The right to walk the streets, or to meet publicly with one’s friends for a noble purpose or for no purpose at all—and to do so whenever one pleases—is an integral component of life in a free and ordered society… This right is rooted in the First Amendment’s protection of freedom of expression and association, as well as… the Fifth Amendment’s protection of fundamental liberty interests under the doctrine of substantive due process.
Waters v. Barry (D.D.C.1989) 711 F. Supp. 1125.

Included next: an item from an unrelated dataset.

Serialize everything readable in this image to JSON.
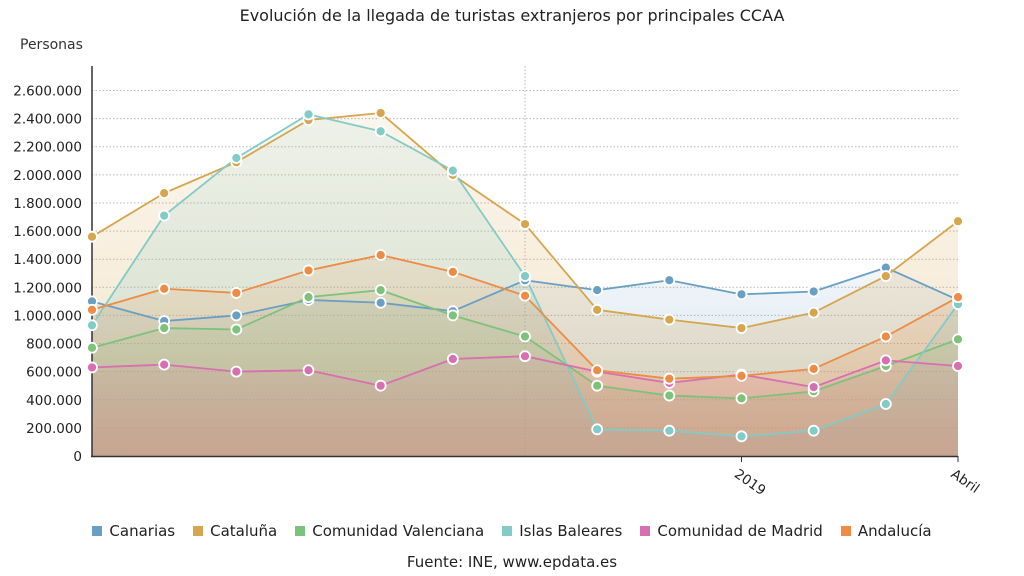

The city is free to prevent people from blocking sidewalks, obstructing traffic, littering streets, committing assaults, or engaging in countless other forms of antisocial conduct... The First and Fourteenth Amendments do not permit a State to make criminal the exercise of the right to assembly because its exercise may be 'annoying' to some people. If this were not the rule, the right of the people to gather in public places for social or political purposes would be continually subject to summary suspension through the good-faith enforcement of a prohibition against annoying conduct. And such a prohibition, in addition, contains an obvious invitation to discriminatory enforcement against those whose association together is 'annoying' because their ideas, their lifestyle, or their physical appearance is resented by the majority of the fellow citizens.
Coates v. City of Cincinnati (1971) 402 U.S. 611.
[Those who] can give up essential liberty to obtain a little temporary safety deserve neither liberty nor safety.
In Republics, the great danger is, that the majority may not sufficiently respect the rights of the minority.
Since the general civilization of mankind, I believe there are more instances of the abridgement of the freedom of the people by gradual and silent encroachments of those in power than by violent and sudden usurpation.